Trump's campaign has so far declined to announce the President's defeat to his rival, former vice President Democrat Joe Biden in te November 3 presidential election, saying a large number of mail-in ballots were cast illegally, reports Xinhua news agency.
The lawsuit claimed that some counties in Pennsylvania allowed mail-in voters to fix problems with the ballots by casting provisional votes.
Saturdays ruling by US District Court Judge Matthew Brann was made on the grounds that the lawsuit provided "strained legal arguments without merit and speculative accusations, unpled in the operative complaint and unsupported by evidence".
He said the Trump campaign went too far.
"In the United States of America, this cannot justify the disenfranchisement of a single voter, let alone all the voters of its sixth most populated state," wrote the judge, who was appointed by former President Barack Obama.
In his scathing and lengthy opinion, Brann said the Trump campaign asked him to "disenfranchise almost 7 million voters", and that he could not find any case in which a plaintiff "has sought such a drastic remedy in the contest of an election".
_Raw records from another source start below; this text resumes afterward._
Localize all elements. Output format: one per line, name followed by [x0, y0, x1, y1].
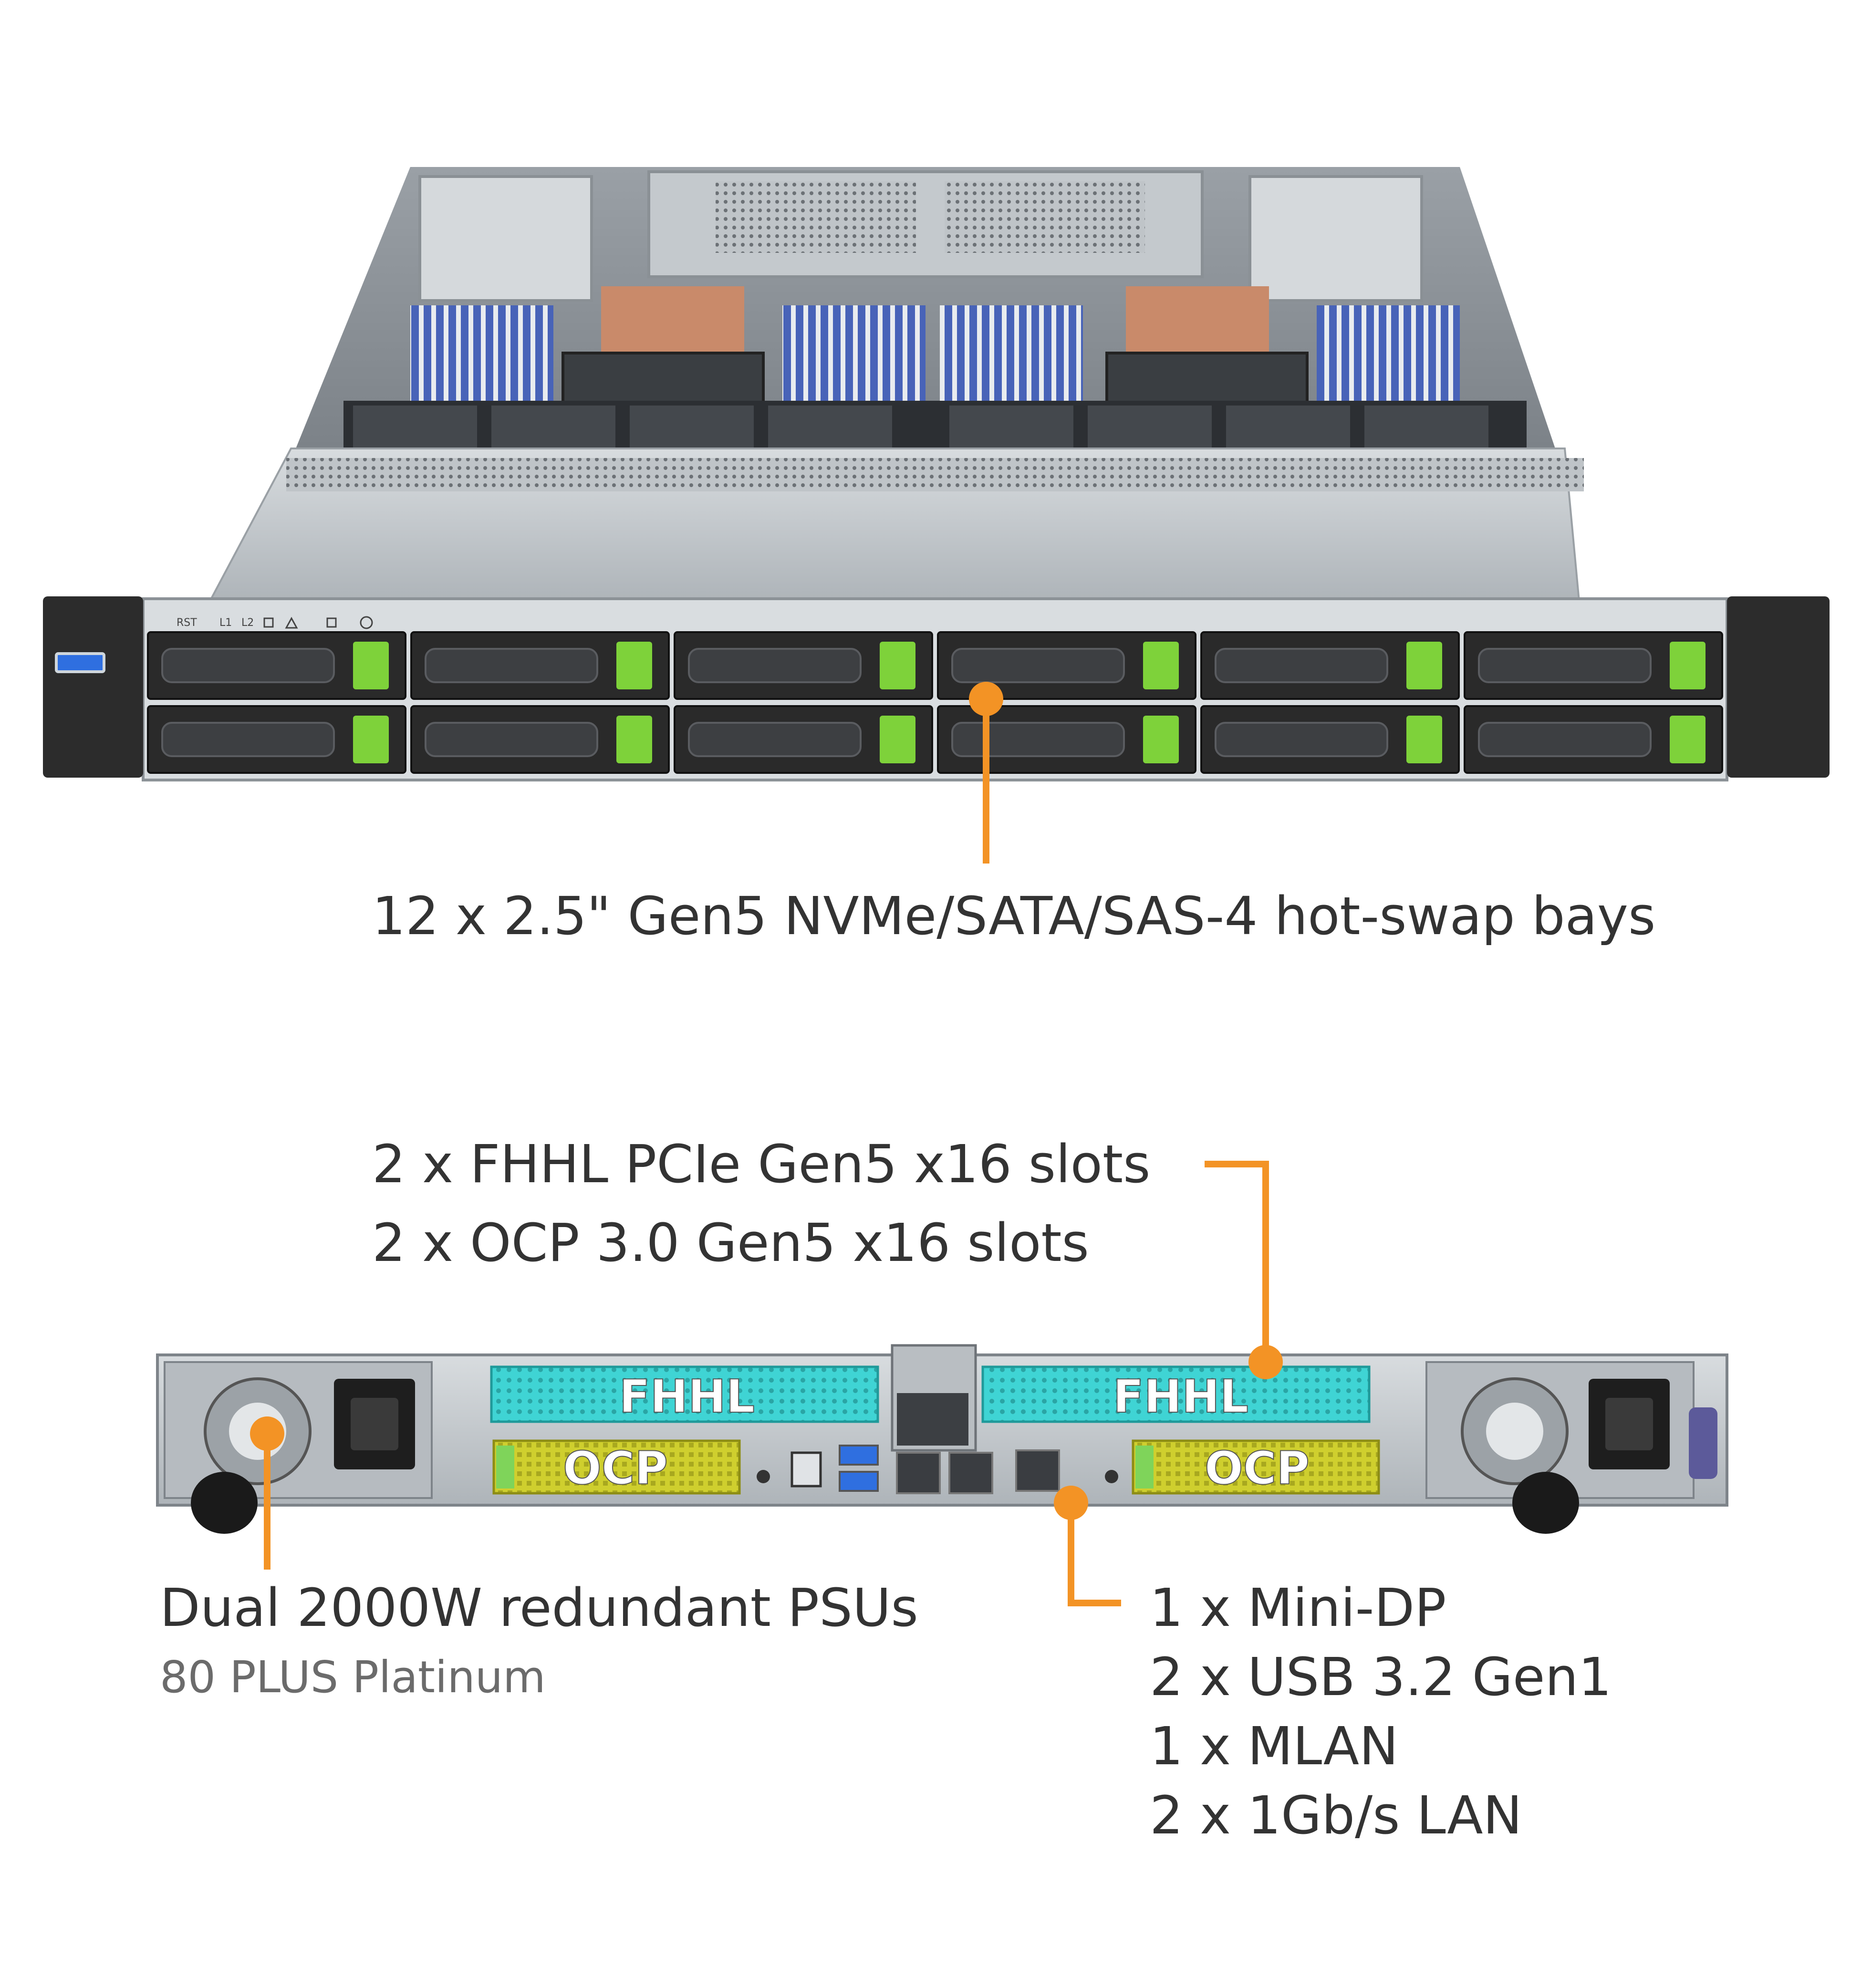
drive-bay-latch[interactable] [1143, 642, 1179, 689]
pcie-slots-label-line1: 2 x FHHL PCIe Gen5 x16 slots [372, 1134, 1151, 1195]
drive-bay-latch[interactable] [1143, 716, 1179, 763]
status-label-l2: L2 [241, 617, 254, 629]
dimm-bank-2 [782, 305, 926, 401]
psu-handle[interactable] [1512, 1472, 1579, 1534]
drive-bay-6[interactable] [1464, 631, 1723, 700]
dimm-bank-4 [1317, 305, 1460, 401]
drive-bay-latch[interactable] [1670, 716, 1706, 763]
drive-bay-5[interactable] [1200, 631, 1460, 700]
front-status-strip: RST L1 L2 [177, 616, 373, 629]
mini-dp-port[interactable] [790, 1451, 822, 1488]
status-label-rst: RST [177, 617, 197, 629]
drive-bay-latch[interactable] [880, 716, 915, 763]
psu-left [164, 1361, 433, 1534]
drive-bay-3[interactable] [674, 631, 933, 700]
psu-label-line1: Dual 2000W redundant PSUs [160, 1577, 918, 1638]
usb-port-1[interactable] [839, 1445, 879, 1466]
drive-bay-latch[interactable] [1670, 642, 1706, 689]
drive-bay-12[interactable] [1464, 705, 1723, 774]
rear-io-cluster [757, 1344, 1118, 1494]
fhhl-right-label: FHHL [1113, 1371, 1248, 1423]
drive-bay-latch[interactable] [616, 642, 652, 689]
callout-drive-bays [969, 682, 1003, 864]
ocp-slot-right: OCP [1132, 1439, 1380, 1495]
status-label-l1: L1 [219, 617, 232, 629]
mlan-port[interactable] [1015, 1449, 1060, 1492]
power-button-icon[interactable] [360, 616, 373, 629]
id-led-icon [326, 617, 337, 628]
id-button-icon[interactable] [757, 1470, 770, 1483]
drive-bay-1[interactable] [147, 631, 406, 700]
drive-bay-grid [147, 631, 1723, 774]
rack-ear-right [1727, 596, 1830, 778]
drive-bay-latch[interactable] [1406, 716, 1442, 763]
io-label-line3: 1 x MLAN [1150, 1716, 1399, 1777]
drive-bay-latch[interactable] [353, 642, 389, 689]
drive-bay-10[interactable] [937, 705, 1196, 774]
callout-psu [250, 1416, 284, 1570]
dimm-bank-3 [940, 305, 1083, 401]
io-label-line4: 2 x 1Gb/s LAN [1150, 1785, 1522, 1846]
psu-latch[interactable] [1689, 1407, 1717, 1479]
fhhl-slot-right: FHHL [981, 1365, 1371, 1424]
rack-ear-left [43, 596, 143, 778]
pcie-slots-label-line2: 2 x OCP 3.0 Gen5 x16 slots [372, 1212, 1089, 1273]
usb-port-icon[interactable] [55, 652, 105, 673]
psu-handle[interactable] [191, 1472, 258, 1534]
drive-bay-latch[interactable] [1406, 642, 1442, 689]
io-label-line2: 2 x USB 3.2 Gen1 [1150, 1646, 1612, 1707]
ocp-slot-left: OCP [492, 1439, 741, 1495]
riser-right [1248, 175, 1423, 302]
drive-bay-4[interactable] [937, 631, 1196, 700]
callout-pcie [1205, 1161, 1283, 1379]
lan-port-1[interactable] [896, 1452, 941, 1494]
callout-io [1054, 1486, 1121, 1606]
ocp-left-label: OCP [563, 1442, 668, 1495]
drive-bays-label: 12 x 2.5" Gen5 NVMe/SATA/SAS-4 hot-swap … [372, 885, 1656, 947]
rear-server-view: FHHL FHHL OCP OCP [156, 1344, 1728, 1534]
front-server-view: RST L1 L2 [43, 167, 1830, 781]
drive-bay-8[interactable] [410, 705, 670, 774]
heatsink-right [1126, 286, 1269, 353]
lan-port-2[interactable] [948, 1452, 993, 1494]
ocp-right-label: OCP [1205, 1442, 1310, 1495]
psu-right [1425, 1361, 1717, 1534]
usb-port-2[interactable] [839, 1471, 879, 1492]
drive-bay-9[interactable] [674, 705, 933, 774]
drive-bay-latch[interactable] [616, 716, 652, 763]
drive-bay-latch[interactable] [880, 642, 915, 689]
drive-bay-2[interactable] [410, 631, 670, 700]
psu-label-line2: 80 PLUS Platinum [160, 1652, 546, 1703]
drive-bay-latch[interactable] [353, 716, 389, 763]
reset-button-icon[interactable] [1105, 1470, 1118, 1483]
riser-left [418, 175, 593, 302]
dimm-bank-1 [410, 305, 553, 401]
fhhl-slot-left: FHHL [490, 1365, 879, 1424]
hdd-led-icon [263, 617, 274, 628]
warning-led-icon [285, 616, 298, 629]
heatsink-left [601, 286, 744, 353]
drive-bay-11[interactable] [1200, 705, 1460, 774]
fhhl-left-label: FHHL [619, 1371, 755, 1423]
drive-bay-7[interactable] [147, 705, 406, 774]
io-label-line1: 1 x Mini-DP [1150, 1577, 1446, 1638]
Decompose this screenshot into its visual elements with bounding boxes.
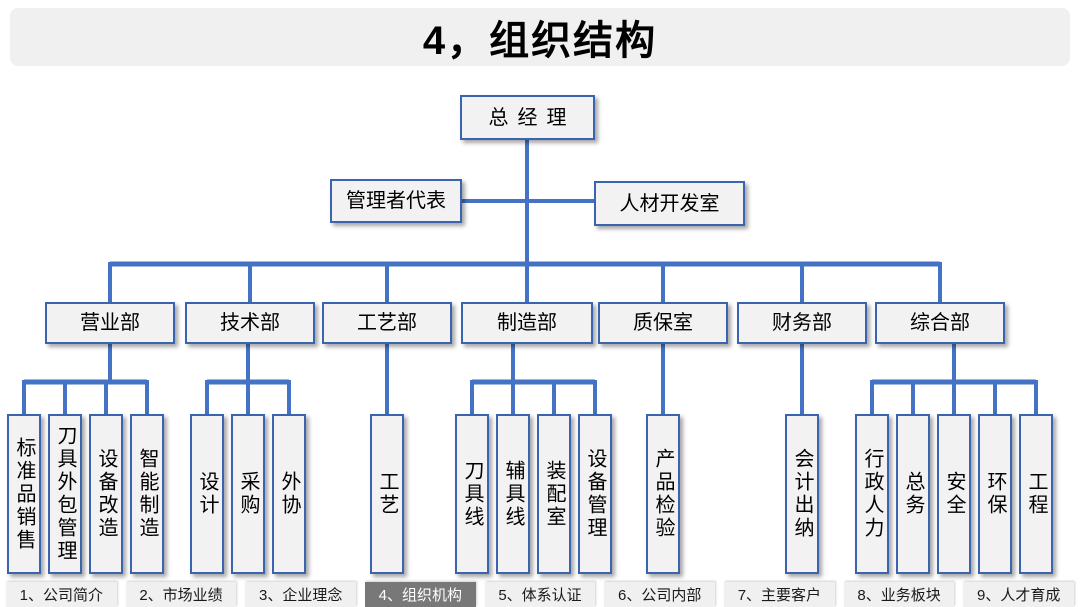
org-node-management-representative: 管理者代表 bbox=[330, 179, 462, 223]
org-node-tool-line: 刀具线 bbox=[455, 414, 489, 574]
org-node-process-unit: 工艺 bbox=[370, 414, 404, 574]
org-node-product-inspection: 产品检验 bbox=[646, 414, 680, 574]
org-node-label: 辅具线 bbox=[502, 459, 524, 529]
org-node-label: 设备管理 bbox=[584, 448, 606, 540]
org-node-label: 质保室 bbox=[633, 312, 693, 334]
org-node-label: 财务部 bbox=[772, 312, 832, 334]
org-node-label: 工艺 bbox=[376, 471, 398, 517]
org-node-label: 总务 bbox=[902, 471, 924, 517]
org-node-label: 刀具线 bbox=[461, 459, 483, 529]
org-node-label: 装配室 bbox=[543, 459, 565, 529]
org-node-standard-product-sales: 标准品销售 bbox=[7, 414, 41, 574]
org-node-label: 环保 bbox=[984, 471, 1006, 517]
org-node-label: 会计出纳 bbox=[791, 448, 813, 540]
org-node-ceo: 总经理 bbox=[460, 95, 595, 140]
org-node-design: 设计 bbox=[190, 414, 224, 574]
org-node-talent-development-office: 人材开发室 bbox=[594, 181, 745, 226]
nav-tab-main-customers[interactable]: 7、主要客户 bbox=[724, 582, 835, 607]
org-node-label: 制造部 bbox=[497, 312, 557, 334]
nav-tab-system-certification[interactable]: 5、体系认证 bbox=[484, 582, 596, 607]
nav-tab-market-performance[interactable]: 2、市场业绩 bbox=[125, 582, 237, 607]
org-node-dept-sales: 营业部 bbox=[45, 302, 175, 344]
org-node-label: 工程 bbox=[1025, 471, 1047, 517]
org-node-label: 技术部 bbox=[220, 312, 280, 334]
org-node-purchasing: 采购 bbox=[231, 414, 265, 574]
org-node-dept-general-affairs: 综合部 bbox=[875, 302, 1005, 344]
org-node-auxiliary-tool-line: 辅具线 bbox=[496, 414, 530, 574]
org-node-label: 设备改造 bbox=[95, 448, 117, 540]
org-node-dept-quality-assurance: 质保室 bbox=[598, 302, 728, 344]
title-bar: 4，组织结构 bbox=[10, 8, 1070, 66]
org-node-dept-technology: 技术部 bbox=[185, 302, 315, 344]
nav-tab-company-profile[interactable]: 1、公司简介 bbox=[6, 582, 117, 607]
org-node-label: 设计 bbox=[196, 471, 218, 517]
org-node-label: 智能制造 bbox=[136, 448, 158, 540]
nav-tab-talent-development[interactable]: 9、人才育成 bbox=[963, 582, 1075, 607]
org-node-equipment-management: 设备管理 bbox=[578, 414, 612, 574]
org-node-tool-outsourcing-management: 刀具外包管理 bbox=[48, 414, 82, 574]
nav-tab-organization-structure[interactable]: 4、组织机构 bbox=[365, 582, 476, 607]
org-node-admin-hr: 行政人力 bbox=[855, 414, 889, 574]
org-node-smart-manufacturing: 智能制造 bbox=[130, 414, 164, 574]
nav-tab-business-segments[interactable]: 8、业务板块 bbox=[843, 582, 955, 607]
org-node-dept-manufacturing: 制造部 bbox=[461, 302, 593, 344]
org-node-dept-finance: 财务部 bbox=[737, 302, 867, 344]
org-node-label: 行政人力 bbox=[861, 448, 883, 540]
org-node-label: 工艺部 bbox=[357, 312, 417, 334]
org-node-dept-process: 工艺部 bbox=[322, 302, 452, 344]
org-node-assembly-room: 装配室 bbox=[537, 414, 571, 574]
org-node-label: 安全 bbox=[943, 471, 965, 517]
org-node-label: 营业部 bbox=[80, 312, 140, 334]
org-node-equipment-retrofit: 设备改造 bbox=[89, 414, 123, 574]
nav-tab-company-interior[interactable]: 6、公司内部 bbox=[604, 582, 716, 607]
org-node-label: 管理者代表 bbox=[346, 190, 446, 212]
org-node-label: 标准品销售 bbox=[13, 436, 35, 552]
org-node-label: 综合部 bbox=[910, 312, 970, 334]
org-node-general-services: 总务 bbox=[896, 414, 930, 574]
org-node-label: 总经理 bbox=[488, 106, 576, 129]
org-node-environment: 环保 bbox=[978, 414, 1012, 574]
bottom-nav: 1、公司简介 2、市场业绩 3、企业理念 4、组织机构 5、体系认证 6、公司内… bbox=[0, 582, 1080, 607]
org-node-label: 产品检验 bbox=[652, 448, 674, 540]
org-node-accounting-cashier: 会计出纳 bbox=[785, 414, 819, 574]
org-node-label: 外协 bbox=[278, 471, 300, 517]
org-node-label: 人材开发室 bbox=[619, 192, 720, 215]
org-node-safety: 安全 bbox=[937, 414, 971, 574]
page-title: 4，组织结构 bbox=[422, 19, 658, 63]
org-node-engineering: 工程 bbox=[1019, 414, 1053, 574]
org-node-external-cooperation: 外协 bbox=[272, 414, 306, 574]
org-node-label: 采购 bbox=[237, 471, 259, 517]
nav-tab-corporate-philosophy[interactable]: 3、企业理念 bbox=[245, 582, 357, 607]
org-node-label: 刀具外包管理 bbox=[54, 425, 76, 563]
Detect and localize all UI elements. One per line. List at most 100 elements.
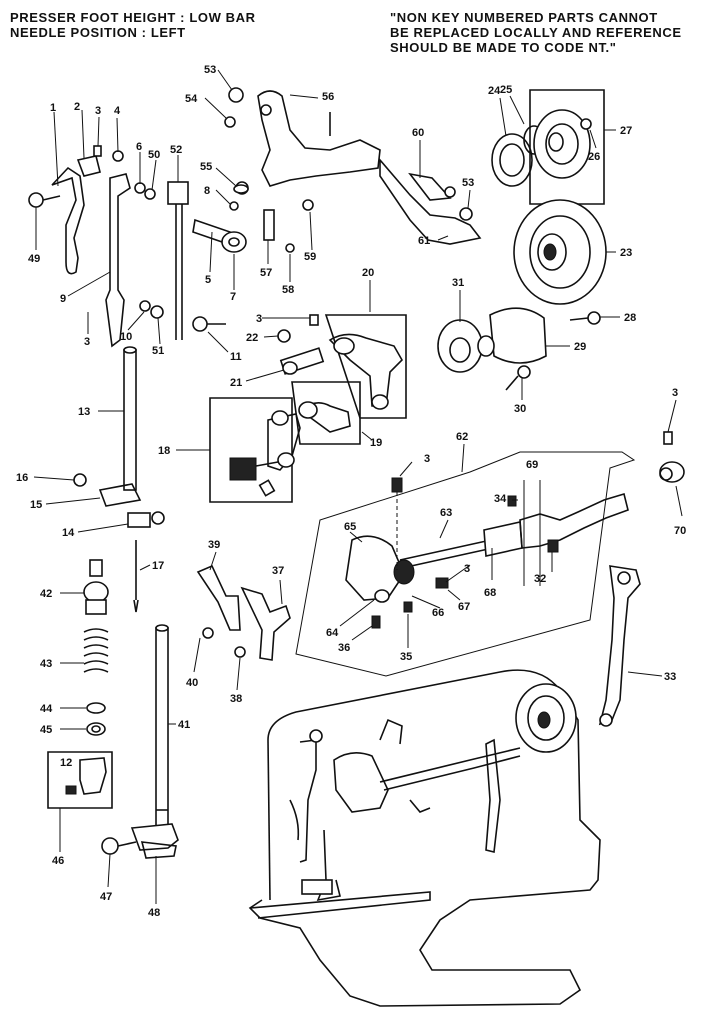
label-3: 3 — [95, 105, 101, 117]
label-18: 18 — [158, 445, 170, 457]
thread-guide — [47, 751, 113, 809]
label-47: 47 — [100, 891, 112, 903]
label-53: 53 — [204, 64, 216, 76]
label-19: 19 — [370, 437, 382, 449]
feed-rock-shaft — [598, 565, 641, 727]
label-67: 67 — [458, 601, 470, 613]
label-36: 36 — [338, 642, 350, 654]
label-39: 39 — [208, 539, 220, 551]
label-9: 9 — [60, 293, 66, 305]
hand-wheel-clutch — [491, 89, 605, 205]
label-29: 29 — [574, 341, 586, 353]
screw-11 — [192, 316, 226, 332]
label-16: 16 — [16, 472, 28, 484]
label-3e: 3 — [424, 453, 430, 465]
label-8: 8 — [204, 185, 210, 197]
label-59: 59 — [304, 251, 316, 263]
label-26: 26 — [588, 151, 600, 163]
label-37: 37 — [272, 565, 284, 577]
label-22: 22 — [246, 332, 258, 344]
label-52: 52 — [170, 144, 182, 156]
sewing-machine-body — [248, 669, 601, 1007]
label-57: 57 — [260, 267, 272, 279]
label-40: 40 — [186, 677, 198, 689]
label-25: 25 — [500, 84, 512, 96]
label-58: 58 — [282, 284, 294, 296]
label-50: 50 — [148, 149, 160, 161]
label-66: 66 — [432, 607, 444, 619]
upper-linkage — [224, 87, 482, 253]
label-49: 49 — [28, 253, 40, 265]
label-34: 34 — [494, 493, 507, 505]
label-56: 56 — [322, 91, 334, 103]
header-right-line-1: "NON KEY NUMBERED PARTS CANNOT — [390, 10, 658, 25]
label-3d: 3 — [672, 387, 678, 399]
label-12: 12 — [60, 757, 72, 769]
label-46: 46 — [52, 855, 64, 867]
label-55: 55 — [200, 161, 212, 173]
label-38: 38 — [230, 693, 242, 705]
label-14: 14 — [62, 527, 75, 539]
label-4: 4 — [114, 105, 121, 117]
label-15: 15 — [30, 499, 42, 511]
label-35: 35 — [400, 651, 412, 663]
label-51: 51 — [152, 345, 164, 357]
label-68: 68 — [484, 587, 496, 599]
label-17: 17 — [152, 560, 164, 572]
label-63: 63 — [440, 507, 452, 519]
presser-bar-guide — [76, 145, 131, 348]
header-right-line-3: SHOULD BE MADE TO CODE NT." — [390, 40, 617, 55]
label-3b: 3 — [84, 336, 90, 348]
label-3f: 3 — [464, 563, 470, 575]
label-60: 60 — [412, 127, 424, 139]
label-20: 20 — [362, 267, 374, 279]
lever-39-37 — [196, 564, 291, 661]
header-right-line-2: BE REPLACED LOCALLY AND REFERENCE — [390, 25, 682, 40]
presser-bar — [73, 346, 165, 613]
label-61: 61 — [418, 235, 430, 247]
label-33: 33 — [664, 671, 676, 683]
label-10: 10 — [120, 331, 132, 343]
bushing-assembly — [437, 307, 601, 391]
link-group-19 — [209, 381, 361, 503]
label-64: 64 — [326, 627, 339, 639]
label-5: 5 — [205, 274, 211, 286]
label-48: 48 — [148, 907, 160, 919]
label-7: 7 — [230, 291, 236, 303]
label-45: 45 — [40, 724, 52, 736]
label-6: 6 — [136, 141, 142, 153]
label-11: 11 — [230, 351, 242, 363]
label-31: 31 — [452, 277, 464, 289]
label-21: 21 — [230, 377, 242, 389]
label-62: 62 — [456, 431, 468, 443]
label-70: 70 — [674, 525, 686, 537]
header-left-line-1: PRESSER FOOT HEIGHT : LOW BAR — [10, 10, 256, 25]
bushing-70 — [659, 431, 685, 483]
label-44: 44 — [40, 703, 53, 715]
label-42: 42 — [40, 588, 52, 600]
needle-bar-parts — [134, 181, 189, 340]
label-53b: 53 — [462, 177, 474, 189]
link-group-20 — [277, 314, 407, 419]
label-13: 13 — [78, 406, 90, 418]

US media have projected that Biden has won 306 Electoral College votes, surpassing the 270 votes needed to clinch the presidency.
The watershed moment came on November 7, when Pennsylvania was called for Biden, who now leads Trump in the state by over 81,000 votes, a margin believed to be insurmountable even if those erroneously cast ballots were excluded.
While Biden has claimed victory, Trump launched a slew of litigations challenging the results in states that, in addition to Pennsylvania, also include Michigan, Georgia, Nevada and Arizona.
Most of those efforts have either been withdrawn by the campaign itself or rejected by the courts, which cited the lack of proof as the reason.
On Friday, Georgia certified the results of the election following the full hand recount, making it official that Biden won the state's 16 electoral votes.
The recount of roughly five million votes found that the former Vice President received 12,284 more votes than the President in the traditional Republican stronghold.
Most counties saw only minor changes in their tallies, with the recount vote totals differing by single digits.
A federal law sets what is called the "Safe Harbor" deadline, falling on December 8 this year, the day by which states must submit the winner of the presidential election if they are to be insulated from legal disputes.
Electoral College representatives will meet six days later, on December 14, to formally select the next US President.